Ravens fans are skeptical of charges

Indictment of J. Lewis leaves area's supporters questioning the timing

Ravens

February 26, 2004|By Brendan Glaccum | Brendan Glaccum,SUN STAFF

Fan reaction to Jamal Lewis' indictment yesterday on federal drug charges was mostly subdued at ESPN Zone. There was no scathing criticism of the Ravens' star running back, who nearly broke Eric Dickerson's NFL single-season rushing mark last season.

Instead, opinions ranged from questioning to skeptical, with some citing the timing of the indictment for an alleged offense that occurred nearly four years ago.

Although some said they think Lewis should not be coddled if he is found guilty, others thought more in terms of the effect it would have on the field.

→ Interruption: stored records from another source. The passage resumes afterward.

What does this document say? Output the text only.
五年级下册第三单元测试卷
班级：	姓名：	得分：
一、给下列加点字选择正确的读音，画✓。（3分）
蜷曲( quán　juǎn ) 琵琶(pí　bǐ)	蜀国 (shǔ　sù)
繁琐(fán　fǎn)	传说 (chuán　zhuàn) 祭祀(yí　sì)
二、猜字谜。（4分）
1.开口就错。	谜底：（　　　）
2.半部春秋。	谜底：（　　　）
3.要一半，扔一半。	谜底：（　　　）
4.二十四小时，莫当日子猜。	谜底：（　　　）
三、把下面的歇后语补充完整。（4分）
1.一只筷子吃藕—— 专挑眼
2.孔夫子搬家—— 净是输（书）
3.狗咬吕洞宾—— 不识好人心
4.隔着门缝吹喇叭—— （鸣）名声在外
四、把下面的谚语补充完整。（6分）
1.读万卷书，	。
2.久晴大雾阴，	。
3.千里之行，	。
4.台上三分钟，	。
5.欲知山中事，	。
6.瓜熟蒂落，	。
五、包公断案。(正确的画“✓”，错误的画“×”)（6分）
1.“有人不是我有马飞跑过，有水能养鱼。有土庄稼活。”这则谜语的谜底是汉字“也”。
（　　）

"I was kind of shocked," said Greg King, 24, a Canton native who grew up in the area. "I didn't think it would really amount to much if he's found guilty because it happened before he was in the NFL. All I could think was if he gets suspended, the Ravens are in trouble."

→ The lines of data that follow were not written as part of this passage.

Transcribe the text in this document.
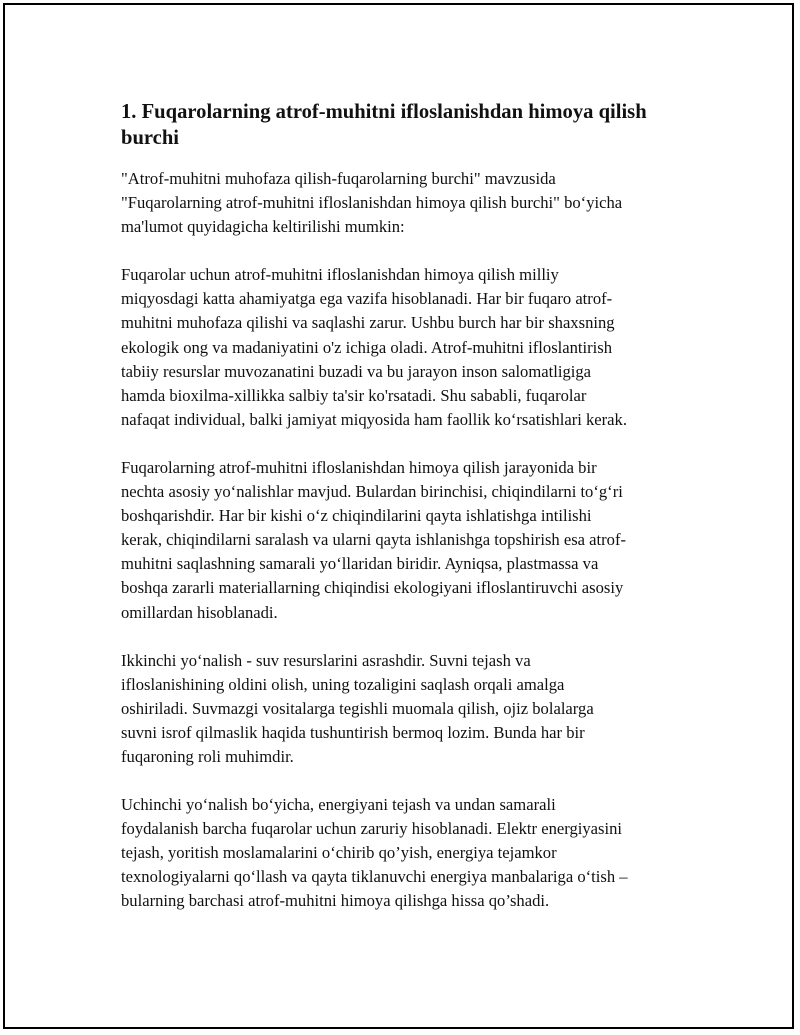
1. Fuqarolarning atrof-muhitni ifloslanishdan himoya qilish burchi

"Atrof-muhitni muhofaza qilish-fuqarolarning burchi" mavzusida
"Fuqarolarning atrof-muhitni ifloslanishdan himoya qilish burchi" bo‘yicha
ma'lumot quyidagicha keltirilishi mumkin:

Fuqarolar uchun atrof-muhitni ifloslanishdan himoya qilish milliy
miqyosdagi katta ahamiyatga ega vazifa hisoblanadi. Har bir fuqaro atrof-
muhitni muhofaza qilishi va saqlashi zarur. Ushbu burch har bir shaxsning
ekologik ong va madaniyatini o'z ichiga oladi. Atrof-muhitni ifloslantirish
tabiiy resurslar muvozanatini buzadi va bu jarayon inson salomatligiga
hamda bioxilma-xillikka salbiy ta'sir ko'rsatadi. Shu sababli, fuqarolar
nafaqat individual, balki jamiyat miqyosida ham faollik ko‘rsatishlari kerak.

Fuqarolarning atrof-muhitni ifloslanishdan himoya qilish jarayonida bir
nechta asosiy yo‘nalishlar mavjud. Bulardan birinchisi, chiqindilarni to‘g‘ri
boshqarishdir. Har bir kishi o‘z chiqindilarini qayta ishlatishga intilishi
kerak, chiqindilarni saralash va ularni qayta ishlanishga topshirish esa atrof-
muhitni saqlashning samarali yo‘llaridan biridir. Ayniqsa, plastmassa va
boshqa zararli materiallarning chiqindisi ekologiyani ifloslantiruvchi asosiy
omillardan hisoblanadi.

Ikkinchi yo‘nalish - suv resurslarini asrashdir. Suvni tejash va
ifloslanishining oldini olish, uning tozaligini saqlash orqali amalga
oshiriladi. Suvmazgi vositalarga tegishli muomala qilish, ojiz bolalarga
suvni isrof qilmaslik haqida tushuntirish bermoq lozim. Bunda har bir
fuqaroning roli muhimdir.

Uchinchi yo‘nalish bo‘yicha, energiyani tejash va undan samarali
foydalanish barcha fuqarolar uchun zaruriy hisoblanadi. Elektr energiyasini
tejash, yoritish moslamalarini o‘chirib qo’yish, energiya tejamkor
texnologiyalarni qo‘llash va qayta tiklanuvchi energiya manbalariga o‘tish –
bularning barchasi atrof-muhitni himoya qilishga hissa qo’shadi.
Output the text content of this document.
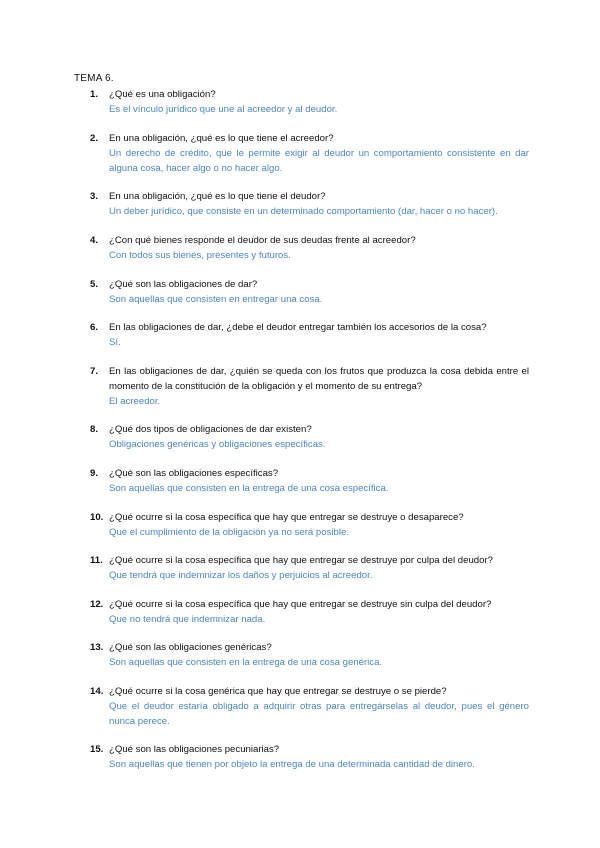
TEMA 6.
1.	¿Qué es una obligación?
Es el vínculo jurídico que une al acreedor y al deudor.
2.	En una obligación, ¿qué es lo que tiene el acreedor?
Un derecho de crédito, que le permite exigir al deudor un comportamiento consistente en dar alguna cosa, hacer algo o no hacer algo.
3.	En una obligación, ¿qué es lo que tiene el deudor?
Un deber jurídico, que consiste en un determinado comportamiento (dar, hacer o no hacer).
4.	¿Con qué bienes responde el deudor de sus deudas frente al acreedor?
Con todos sus bienes, presentes y futuros.
5.	¿Qué son las obligaciones de dar?
Son aquellas que consisten en entregar una cosa.
6.	En las obligaciones de dar, ¿debe el deudor entregar también los accesorios de la cosa?
Sí.
7.	En las obligaciones de dar, ¿quién se queda con los frutos que produzca la cosa debida entre el momento de la constitución de la obligación y el momento de su entrega?
El acreedor.
8.	¿Qué dos tipos de obligaciones de dar existen?
Obligaciones genéricas y obligaciones específicas.
9.	¿Qué son las obligaciones específicas?
Son aquellas que consisten en la entrega de una cosa específica.
10. ¿Qué ocurre si la cosa específica que hay que entregar se destruye o desaparece?
Que el cumplimiento de la obligación ya no será posible.
11. ¿Qué ocurre si la cosa específica que hay que entregar se destruye por culpa del deudor?
Que tendrá que indemnizar los daños y perjuicios al acreedor.
12. ¿Qué ocurre si la cosa específica que hay que entregar se destruye sin culpa del deudor?
Que no tendrá que indemnizar nada.
13. ¿Qué son las obligaciones genéricas?
Son aquellas que consisten en la entrega de una cosa genérica.
14. ¿Qué ocurre si la cosa genérica que hay que entregar se destruye o se pierde?
Que el deudor estaría obligado a adquirir otras para entregárselas al deudor, pues el género nunca perece.
15. ¿Qué son las obligaciones pecuniarias?
Son aquellas que tienen por objeto la entrega de una determinada cantidad de dinero.
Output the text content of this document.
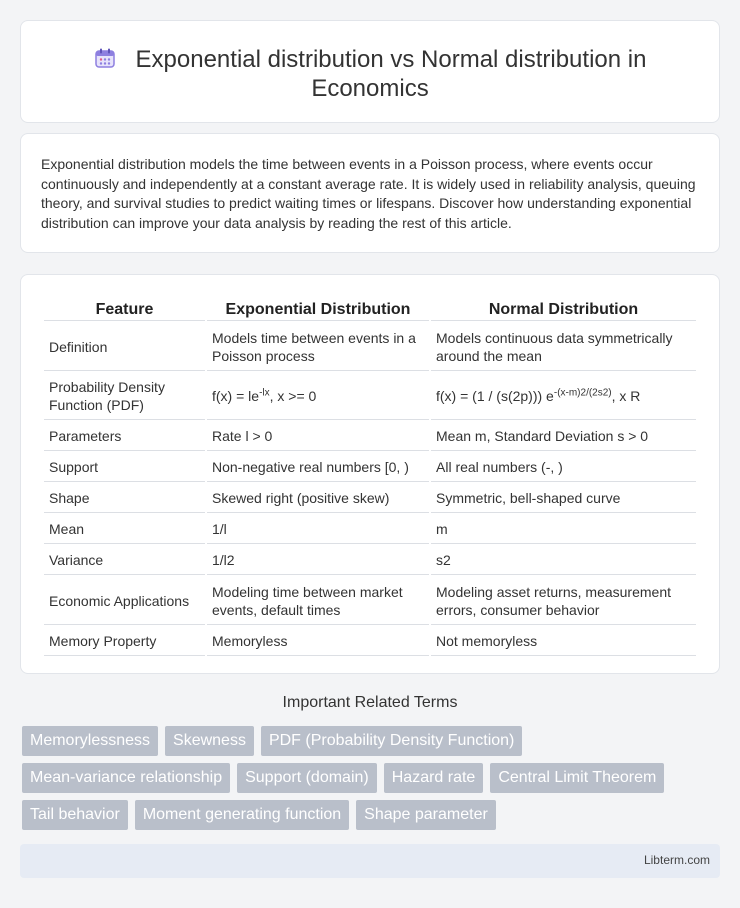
Exponential distribution vs Normal distribution in
Economics

Exponential distribution models the time between events in a Poisson process, where events occur continuously and independently at a constant average rate. It is widely used in reliability analysis, queuing theory, and survival studies to predict waiting times or lifespans. Discover how understanding exponential distribution can improve your data analysis by reading the rest of this article.

Feature	Exponential Distribution	Normal Distribution
Definition	Models time between events in a Poisson process	Models continuous data symmetrically around the mean
Probability Density Function (PDF)	$f(x) = le^{-lx}$, x >= 0	f(x) = (1 / (s(2p))) $e^{-(x-m)2/(2s2)}$, x R
Parameters	Rate l > 0	Mean m, Standard Deviation s > 0
Support	Non-negative real numbers [0, )	All real numbers (-, )
Shape	Skewed right (positive skew)	Symmetric, bell-shaped curve
Mean	1/l	m
Variance	1/l2	s2
Economic Applications	Modeling time between market events, default times	Modeling asset returns, measurement errors, consumer behavior
Memory Property	Memoryless	Not memoryless
Important Related Terms
Memorylessness	Skewness	PDF (Probability Density Function)
Mean-variance relationship	Support (domain)	Hazard rate	Central Limit Theorem
Tail behavior	Moment generating function	Shape parameter
Libterm.com
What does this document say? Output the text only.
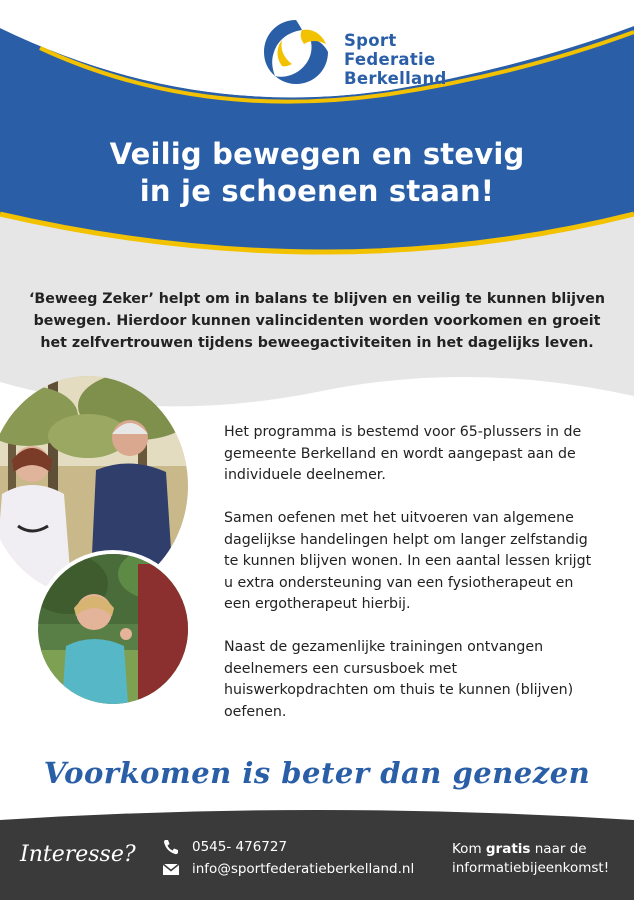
Sport
Federatie
Berkelland
Veilig bewegen en stevig
in je schoenen staan!
‘Beweeg Zeker’ helpt om in balans te blijven en veilig te kunnen blijven bewegen. Hierdoor kunnen valincidenten worden voorkomen en groeit het zelfvertrouwen tijdens beweegactiviteiten in het dagelijks leven.

Het programma is bestemd voor 65-plussers in de gemeente Berkelland en wordt aangepast aan de individuele deelnemer.

Samen oefenen met het uitvoeren van algemene dagelijkse handelingen helpt om langer zelfstandig te kunnen blijven wonen. In een aantal lessen krijgt u extra ondersteuning van een fysiotherapeut en een ergotherapeut hierbij.

Naast de gezamenlijke trainingen ontvangen deelnemers een cursusboek met huiswerkopdrachten om thuis te kunnen (blijven) oefenen.

Voorkomen is beter dan genezen
Interesse?	0545- 476727
info@sportfederatieberkelland.nl
Kom gratis naar de
informatiebijeenkomst!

Lewis, 24, who has violated the NFL's substance abuse policy twice and was suspended for four games in the 2001 season for a repeat violation, is expected to turn himself in to authorities today, a convenience that at least one person at ESPN Zone said he found disturbing.

"We feel like [athletes] get easier treatment than the rest of us," said Mike Radder, 44, a Buffalo, N.Y., native in town on business. "How many of us would get to turn ourselves in?"

Sandy Romeo, 40, a Ravens fan who lives in Rochester, N.Y., said Lewis, who could face a minimum of 10 years in federal prison if convicted, should get no special treatment because he's a professional athlete.

"The same thing should happen to him that would happen to everyone else [if Lewis is found guilty]," Romeo said. "No mercy. At the same time, he should be treated fairly [in the legal process]."

Other fans said they were skeptical about the credibility of the indictment, given the time of the alleged offense - in the summer of 2000, before Lewis' NFL career - and because he's a high-profile athlete.

"This is something that happened four years ago," said John Brickhouse, 30, a waiter at ESPN Zone. "I just think someone's out to get the man. It's a little reminiscent of the Ray Lewis scandal, though not quite as big."

Lewis has rushed for 4,757 yards in a little more than three seasons with the Ravens, including 2,066 last season, and has established himself as one of the team's most effective players.

"The fact that it was Jamal, the fact that he might have been a part of it, is surprising to me," said Preston Crutchfield, 40, who also expressed doubt that Lewis would be harshly punished if convicted and that this would serve as any type of deterrent for would-be offenders. "I can't see him getting any jail time if he's guilty. Let's face it. There are guys playing that have done the same thing. There's a perception the judicial system isn't consistent. It isn't applied the same way."